Les parties sont tenues de comparaître en personne, dans le cabinet du président, au Palais de Justice, ou dans sa demeure, si cela lui convient, sans pouvoir se faire assister d'avoués ni de conseils. Le magistrat fera aux époux ou à l'un d'eux, si le défendeur ne se présente pas, toutes les représentations qu'il croira propres à opérer un rapprochement; s'il ne peut y parvenir, il

rendra une seconde ordonnance portant: « Qu'attendu qu'il n'a pu concilier les parties, il les renvoie à se pourvoir, sans citation préalable au bureau de conciliation. » Pour comprendre ce dernier membre de phrase, il faut savoir qu'aucune affaire ne peut être portée devant les tribunaux sans qu'il y ait eu, devant le juge de paix, une tentative de conciliation; le texte que nous signalons a pour but de dispenser le demandeur en séparation de corps de cette formalité.

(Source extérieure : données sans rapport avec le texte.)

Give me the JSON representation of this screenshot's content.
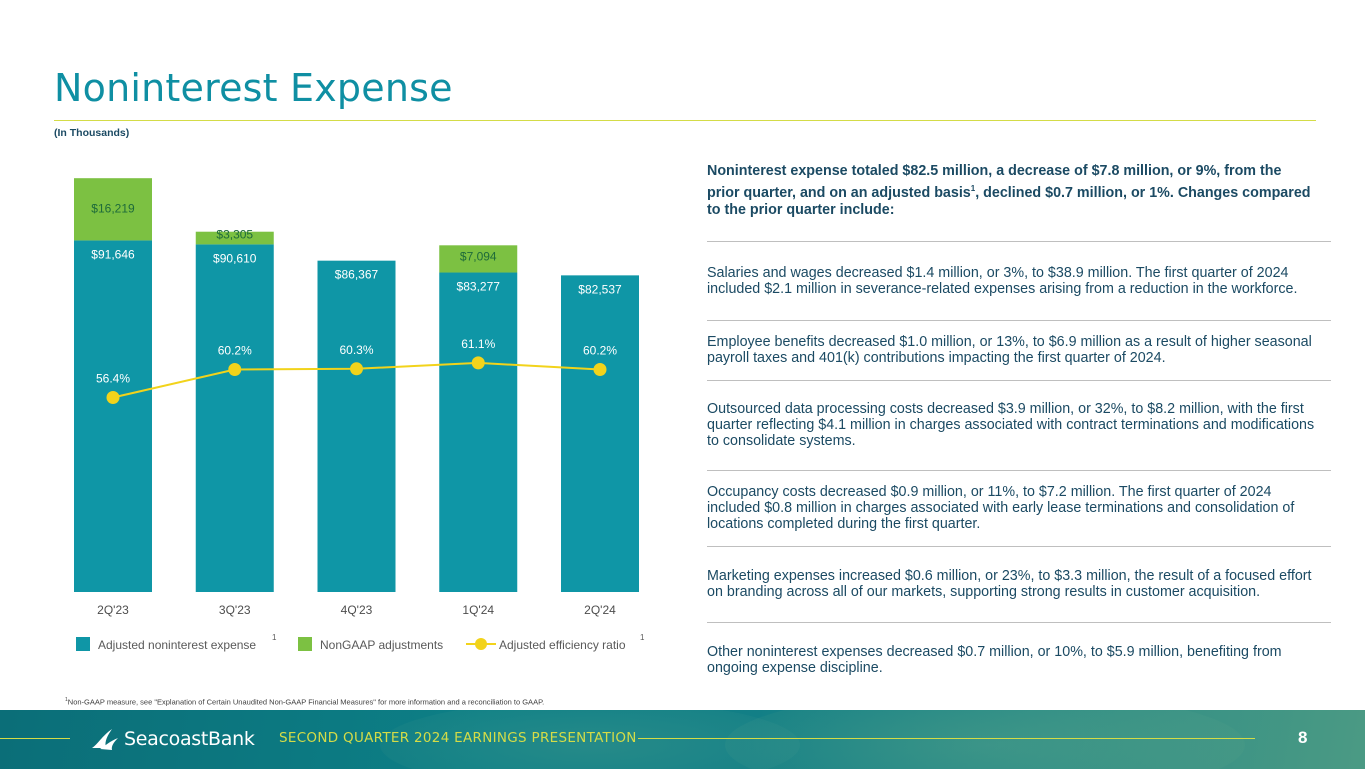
{
  "page": {
    "title": "Noninterest Expense",
    "units": "(In Thousands)"
  },
  "chart_data": {
    "type": "bar",
    "stacked": true,
    "categories": [
      "2Q'23",
      "3Q'23",
      "4Q'23",
      "1Q'24",
      "2Q'24"
    ],
    "series": [
      {
        "name": "Adjusted noninterest expense",
        "superscript": "1",
        "color": "#0f96a6",
        "values": [
          91646,
          90610,
          86367,
          83277,
          82537
        ],
        "labels": [
          "$91,646",
          "$90,610",
          "$86,367",
          "$83,277",
          "$82,537"
        ]
      },
      {
        "name": "NonGAAP adjustments",
        "superscript": "",
        "color": "#7cc142",
        "values": [
          16219,
          3305,
          0,
          7094,
          0
        ],
        "labels": [
          "$16,219",
          "$3,305",
          "",
          "$7,094",
          ""
        ]
      }
    ],
    "line_series": {
      "name": "Adjusted efficiency ratio",
      "superscript": "1",
      "color": "#f2d31b",
      "values": [
        56.4,
        60.2,
        60.3,
        61.1,
        60.2
      ],
      "labels": [
        "56.4%",
        "60.2%",
        "60.3%",
        "61.1%",
        "60.2%"
      ],
      "ylim": [
        30,
        90
      ]
    },
    "ylim": [
      0,
      110000
    ],
    "title": "",
    "xlabel": "",
    "ylabel": "",
    "legend_position": "bottom"
  },
  "commentary": {
    "intro_before": "Noninterest expense totaled $82.5 million, a decrease of $7.8 million, or 9%, from the prior quarter, and on an adjusted basis",
    "intro_sup": "1",
    "intro_after": ", declined $0.7 million, or 1%. Changes compared to the prior quarter include:",
    "bullets": [
      "Salaries and wages decreased $1.4 million, or 3%, to $38.9 million. The first quarter of 2024 included $2.1 million in severance-related expenses arising from a reduction in the workforce.",
      "Employee benefits decreased $1.0 million, or 13%, to $6.9 million as a result of higher seasonal payroll taxes and 401(k) contributions impacting the first quarter of 2024.",
      "Outsourced data processing costs decreased $3.9 million, or 32%, to $8.2 million, with the first quarter reflecting $4.1 million in charges associated with contract terminations and modifications to consolidate systems.",
      "Occupancy costs decreased $0.9 million, or 11%, to $7.2 million. The first quarter of 2024 included $0.8 million in charges associated with early lease terminations and consolidation of locations completed during the first quarter.",
      "Marketing expenses increased $0.6 million, or 23%, to $3.3 million, the result of a focused effort on branding across all of our markets, supporting strong results in customer acquisition.",
      "Other noninterest expenses decreased $0.7 million, or 10%, to $5.9 million, benefiting from ongoing expense discipline."
    ]
  },
  "footnote": {
    "sup": "1",
    "text": "Non-GAAP measure, see \"Explanation of Certain Unaudited Non-GAAP Financial Measures\" for more information and a reconciliation to GAAP."
  },
  "footer": {
    "logo_text": "SeacoastBank",
    "presentation_title": "SECOND QUARTER 2024 EARNINGS PRESENTATION",
    "page_number": "8"
  },
  "colors": {
    "teal": "#0f96a6",
    "green": "#7cc142",
    "yellow": "#f2d31b",
    "accent_line": "#d4dc47",
    "title": "#0f8fa3"
  }
}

« Il autorisera par la même ordonnance la femme à procéder sur sa demande (c'est-à-dire à plaider, à suivre son procès) et à se retirer provisoirement dans telle maison dont les parties seront convenues ou qu'il indiquera d'office; il ordonnera que les effets journaliers à l'usage de la femme lui seront remis. » (Art. 878, Code de procédure.)

Si la femme veut changer de résidence pendant le cours de l'instance, elle devra se faire autoriser par le président du tribunal. Et si elle abandonnait, sans l'autorisation de ce magistrat, la résidence qui lui aurait été assignée et sans motif valable, elle pourrait se voir refuser le droit de poursuivre plus loin sa demande et s'entendre déclarer déchue des bénéfices de l'ordonnance rendue en sa faveur.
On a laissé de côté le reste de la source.